Though the desire of Governor Cuomo and the State Legislature for quick and comprehensive action in response to these tragic killings is understandable, we are concerned that public consideration of a large and multi-faceted change to the state’s approach to gun violence is occurring without the benefit of a more transparent public process.
The message of necessity procedure exists to allow our state government to respond quickly when extraordinary circumstances exist such that it is warranted to waive the required public airing of legislation before final passage. This is a mechanism to be used rarely and only in those urgent situations that require them. We note that Governor Cuomo has used fewer messages of necessity than past governors – 34 times in his first two years (29 in 2011 and 5 in 2012) – but too readily relies upon the procedure for getting complex measures through the legislature.

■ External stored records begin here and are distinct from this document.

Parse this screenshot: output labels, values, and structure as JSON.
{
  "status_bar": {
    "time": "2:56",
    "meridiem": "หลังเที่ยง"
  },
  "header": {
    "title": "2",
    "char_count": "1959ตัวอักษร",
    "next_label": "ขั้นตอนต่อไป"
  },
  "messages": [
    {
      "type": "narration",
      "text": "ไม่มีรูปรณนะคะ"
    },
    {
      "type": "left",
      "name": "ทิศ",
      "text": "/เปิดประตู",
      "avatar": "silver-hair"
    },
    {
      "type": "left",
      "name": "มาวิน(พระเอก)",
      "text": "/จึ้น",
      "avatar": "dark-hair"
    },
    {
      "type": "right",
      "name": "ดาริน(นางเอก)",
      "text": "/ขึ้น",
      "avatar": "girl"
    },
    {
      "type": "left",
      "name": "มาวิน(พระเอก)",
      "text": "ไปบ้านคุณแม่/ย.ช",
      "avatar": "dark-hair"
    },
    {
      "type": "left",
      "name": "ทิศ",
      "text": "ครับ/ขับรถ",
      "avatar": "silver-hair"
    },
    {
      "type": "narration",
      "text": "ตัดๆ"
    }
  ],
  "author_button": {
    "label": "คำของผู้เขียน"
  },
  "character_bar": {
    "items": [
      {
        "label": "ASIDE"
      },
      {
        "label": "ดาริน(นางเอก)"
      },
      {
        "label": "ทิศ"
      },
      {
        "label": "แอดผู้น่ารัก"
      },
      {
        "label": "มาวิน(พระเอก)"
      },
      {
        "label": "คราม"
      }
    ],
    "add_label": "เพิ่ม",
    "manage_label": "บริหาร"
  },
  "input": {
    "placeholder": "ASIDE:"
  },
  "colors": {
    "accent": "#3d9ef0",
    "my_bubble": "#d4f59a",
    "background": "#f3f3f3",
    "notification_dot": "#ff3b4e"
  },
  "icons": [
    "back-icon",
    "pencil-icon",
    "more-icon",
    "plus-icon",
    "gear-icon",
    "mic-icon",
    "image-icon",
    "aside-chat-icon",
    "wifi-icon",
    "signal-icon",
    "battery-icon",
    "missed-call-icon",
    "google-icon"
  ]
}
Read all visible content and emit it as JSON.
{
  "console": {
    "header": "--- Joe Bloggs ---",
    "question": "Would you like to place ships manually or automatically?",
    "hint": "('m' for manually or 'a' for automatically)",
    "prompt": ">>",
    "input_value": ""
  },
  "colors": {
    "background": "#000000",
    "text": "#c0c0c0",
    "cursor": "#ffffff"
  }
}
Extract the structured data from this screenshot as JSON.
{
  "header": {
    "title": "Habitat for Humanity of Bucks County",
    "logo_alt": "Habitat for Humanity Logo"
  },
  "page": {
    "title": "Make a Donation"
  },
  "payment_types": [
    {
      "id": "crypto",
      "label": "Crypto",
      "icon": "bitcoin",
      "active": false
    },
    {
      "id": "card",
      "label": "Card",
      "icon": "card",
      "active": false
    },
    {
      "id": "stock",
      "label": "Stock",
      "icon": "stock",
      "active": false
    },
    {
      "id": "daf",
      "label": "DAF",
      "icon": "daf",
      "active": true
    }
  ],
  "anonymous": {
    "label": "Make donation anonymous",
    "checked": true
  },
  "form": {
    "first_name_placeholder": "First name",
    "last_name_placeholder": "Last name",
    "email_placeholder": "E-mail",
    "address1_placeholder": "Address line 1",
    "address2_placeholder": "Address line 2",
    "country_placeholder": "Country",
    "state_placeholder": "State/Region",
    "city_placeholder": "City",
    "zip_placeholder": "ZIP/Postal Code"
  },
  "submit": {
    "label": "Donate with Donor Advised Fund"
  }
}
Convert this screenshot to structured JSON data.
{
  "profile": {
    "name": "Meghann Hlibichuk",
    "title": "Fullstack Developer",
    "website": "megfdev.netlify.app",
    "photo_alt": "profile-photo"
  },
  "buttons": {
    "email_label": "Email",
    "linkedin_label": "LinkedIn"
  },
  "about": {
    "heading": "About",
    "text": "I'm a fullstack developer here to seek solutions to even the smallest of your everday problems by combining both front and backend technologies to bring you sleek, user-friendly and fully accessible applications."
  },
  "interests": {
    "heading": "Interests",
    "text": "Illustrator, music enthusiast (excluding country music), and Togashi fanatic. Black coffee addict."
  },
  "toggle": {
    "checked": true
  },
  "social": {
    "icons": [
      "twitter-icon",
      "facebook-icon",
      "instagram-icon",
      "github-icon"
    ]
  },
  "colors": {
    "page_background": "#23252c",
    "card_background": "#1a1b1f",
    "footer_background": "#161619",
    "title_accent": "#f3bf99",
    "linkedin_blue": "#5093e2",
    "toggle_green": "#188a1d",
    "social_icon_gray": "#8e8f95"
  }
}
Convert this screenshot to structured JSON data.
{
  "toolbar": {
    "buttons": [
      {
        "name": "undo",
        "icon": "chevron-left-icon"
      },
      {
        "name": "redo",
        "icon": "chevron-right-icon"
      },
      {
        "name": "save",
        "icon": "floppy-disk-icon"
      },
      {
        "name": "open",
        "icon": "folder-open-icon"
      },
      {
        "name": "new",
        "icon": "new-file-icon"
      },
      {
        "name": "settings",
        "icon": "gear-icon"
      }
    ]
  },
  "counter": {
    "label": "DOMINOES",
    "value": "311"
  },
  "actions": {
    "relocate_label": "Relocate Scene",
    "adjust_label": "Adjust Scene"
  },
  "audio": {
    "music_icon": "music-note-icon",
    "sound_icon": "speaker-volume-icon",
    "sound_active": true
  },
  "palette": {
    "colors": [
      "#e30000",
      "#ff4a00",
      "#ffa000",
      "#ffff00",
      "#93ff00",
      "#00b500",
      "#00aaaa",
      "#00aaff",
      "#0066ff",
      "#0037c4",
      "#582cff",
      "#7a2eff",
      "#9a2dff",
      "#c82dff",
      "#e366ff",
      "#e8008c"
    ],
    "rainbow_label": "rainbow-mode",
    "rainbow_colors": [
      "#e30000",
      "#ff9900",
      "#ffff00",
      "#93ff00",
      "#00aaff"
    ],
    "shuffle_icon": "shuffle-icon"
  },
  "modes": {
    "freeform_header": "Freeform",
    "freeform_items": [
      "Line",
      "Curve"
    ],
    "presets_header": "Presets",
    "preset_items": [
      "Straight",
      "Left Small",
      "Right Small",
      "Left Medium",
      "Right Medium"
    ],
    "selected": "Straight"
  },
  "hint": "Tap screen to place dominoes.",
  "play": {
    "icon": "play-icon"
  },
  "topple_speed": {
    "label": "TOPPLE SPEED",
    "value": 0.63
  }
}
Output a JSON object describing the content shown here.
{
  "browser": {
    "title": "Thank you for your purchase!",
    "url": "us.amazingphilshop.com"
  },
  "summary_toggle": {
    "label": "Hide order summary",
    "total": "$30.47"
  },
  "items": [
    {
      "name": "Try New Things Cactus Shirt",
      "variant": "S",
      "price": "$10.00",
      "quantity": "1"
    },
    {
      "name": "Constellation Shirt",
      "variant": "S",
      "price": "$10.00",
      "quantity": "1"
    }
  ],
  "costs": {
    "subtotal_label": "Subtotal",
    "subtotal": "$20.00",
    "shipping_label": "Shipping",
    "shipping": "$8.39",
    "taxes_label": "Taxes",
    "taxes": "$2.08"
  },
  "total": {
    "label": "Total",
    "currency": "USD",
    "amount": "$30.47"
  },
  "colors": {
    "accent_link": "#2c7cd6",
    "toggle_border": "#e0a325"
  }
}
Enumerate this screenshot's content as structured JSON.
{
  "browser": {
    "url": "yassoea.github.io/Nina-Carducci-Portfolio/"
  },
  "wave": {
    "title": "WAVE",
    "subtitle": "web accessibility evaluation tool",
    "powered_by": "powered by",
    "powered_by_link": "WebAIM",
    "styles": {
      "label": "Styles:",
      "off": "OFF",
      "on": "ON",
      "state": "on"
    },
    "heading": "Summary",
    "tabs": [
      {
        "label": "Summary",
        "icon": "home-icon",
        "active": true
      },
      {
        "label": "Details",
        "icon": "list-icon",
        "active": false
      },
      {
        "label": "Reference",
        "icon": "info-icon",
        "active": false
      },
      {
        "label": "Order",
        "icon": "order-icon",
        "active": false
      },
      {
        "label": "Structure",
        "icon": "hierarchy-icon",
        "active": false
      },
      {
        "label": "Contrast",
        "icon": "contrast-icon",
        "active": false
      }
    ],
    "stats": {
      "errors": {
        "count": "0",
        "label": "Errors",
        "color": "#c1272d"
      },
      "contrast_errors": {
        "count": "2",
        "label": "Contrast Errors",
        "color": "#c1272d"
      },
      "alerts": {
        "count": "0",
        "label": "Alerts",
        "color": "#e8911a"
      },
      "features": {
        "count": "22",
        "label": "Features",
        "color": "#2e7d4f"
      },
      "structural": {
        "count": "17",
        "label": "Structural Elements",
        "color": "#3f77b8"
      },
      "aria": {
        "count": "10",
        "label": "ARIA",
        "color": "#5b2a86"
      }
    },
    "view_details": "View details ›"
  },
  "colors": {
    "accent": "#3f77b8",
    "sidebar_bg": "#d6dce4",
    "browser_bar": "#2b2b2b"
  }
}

Of the fifty-six sections of the bill relating to changes to the law, only two go into effect immediately: Section 37 related to the definition of assault weapons and Section 38 related to the definition of “large capacity feeding devices.” Fifty-one of them go into effect in 60 days. Of the remaining three sections, segments of Section 48 related to eligibility for gun licenses goes into effect between 90 days and one year, and Sections 49 and 50 related to a statewide license and record database and record keeping by sellers go into effect in one year.
The desire to act swiftly on this controversial issue and put some aspects of it immediately into effect should not undermine democracy’s need for an open and deliberative legislative process. An open process would have allowed for a full public discussion of the many new elements contained within the bill. Yet the bill was only made available to the public yesterday when it was introduced and voted on by the Senate. We understand that legislators also had little, if any, time to review the bill’s many complex provisions before being asked to vote on it, clearly not a desirable situation.
New Yorkers can and will debate whether this legislation is good public policy and whether in the interest of public safety circumstances required such quick action and a short circuiting of established practice. But many know that the best supported public policies are also those that benefit from a robust public discussion and transparent legislative process.